Advice on a Plone 5.1 migration and upgrade

We have a Plone 5.1 installation running on AWS on Elastic Container Service using the official Docker image. For data storage, we're using an EFS mount and there are Plone containers running as clients, and one as a server. We've been asked to move to another AWS account for just Plone.

This means moving the infrastructure and the data. I've recreated the infrastructure in the new account just fine, but the problem is the data. I can log on to the containers and run the /plone/instance/bin backup problem without issues, the trouble is the restore. Since ZEO is running as a container on the backend, I can't just log into the container and run the restore, because shutting down zeo means killing the container. I've tried creating an AWS Batch process to run the restore command in its own container, but Batch is misbehaving.
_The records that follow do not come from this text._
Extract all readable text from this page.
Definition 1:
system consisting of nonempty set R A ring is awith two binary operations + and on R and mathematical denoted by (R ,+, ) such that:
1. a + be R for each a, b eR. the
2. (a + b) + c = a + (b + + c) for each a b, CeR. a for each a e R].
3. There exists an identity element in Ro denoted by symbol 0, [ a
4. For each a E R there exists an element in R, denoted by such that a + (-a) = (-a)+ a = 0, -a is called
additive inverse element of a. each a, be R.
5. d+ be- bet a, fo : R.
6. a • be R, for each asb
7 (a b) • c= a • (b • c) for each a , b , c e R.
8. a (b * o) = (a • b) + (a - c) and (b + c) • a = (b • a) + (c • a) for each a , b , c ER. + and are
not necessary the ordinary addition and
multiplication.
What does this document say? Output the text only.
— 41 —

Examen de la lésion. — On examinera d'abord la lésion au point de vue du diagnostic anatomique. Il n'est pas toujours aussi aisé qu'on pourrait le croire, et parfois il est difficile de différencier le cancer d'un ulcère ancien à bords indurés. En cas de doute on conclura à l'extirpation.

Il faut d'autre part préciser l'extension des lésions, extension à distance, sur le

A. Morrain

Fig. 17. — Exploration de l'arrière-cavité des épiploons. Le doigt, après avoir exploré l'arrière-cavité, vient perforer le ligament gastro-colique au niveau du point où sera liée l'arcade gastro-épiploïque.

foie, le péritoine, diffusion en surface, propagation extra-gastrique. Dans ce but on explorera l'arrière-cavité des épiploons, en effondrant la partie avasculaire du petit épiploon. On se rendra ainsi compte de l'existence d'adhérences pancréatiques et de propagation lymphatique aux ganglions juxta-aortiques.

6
To make things even more complicated, it's time to move to Plone 5.2 (along with a couple of addons), meaning even if I find a way to restore the data so that ZEO can read it, then I have to figure out how to upgrade.

Is there any other way to back up and restore? Should I just abandon the idea of using containers entirely and switch to just a plain old server? The number of steps to install looks really daunting, and the container made it really easy to test changes to Plone itself and then just redeploy it. I'm reluctant to move back to a client-server infrastructure but I'm running out of ideas. Any suggestions would be appreciated. Thank you.

You are describing several problems ar once in one mail. I don’t really understand which part of Plone or a normal ZEO setup are part of the issues. It seems to me you are struggling with Docker.

A container running ZEO should have it’s data.fs and blobstorage also mounted on a volume so that its data doesn’t get lost when the container is terminated. This is the same as you would use a single container for a Zope instance.

Is your problem that you have started Zope/ZEO in a container without persisting the data and the data is now in an ‘ephemeral’ layer and will be destroyed when the container is terminated?

The problem is that the data is persisted on a Docker volume, and now I need to move it to another ECS service. Then I need to upgrade. I guess my question is, what's the best way to do this?

My hack here is to start the container with /bin/sleep 1000000000, then log in, perform actions needed, logout, stop, restart without hack.
In docker compose or docker swarm you can add this to your YAML file as command: /bin/sleep 1000000000".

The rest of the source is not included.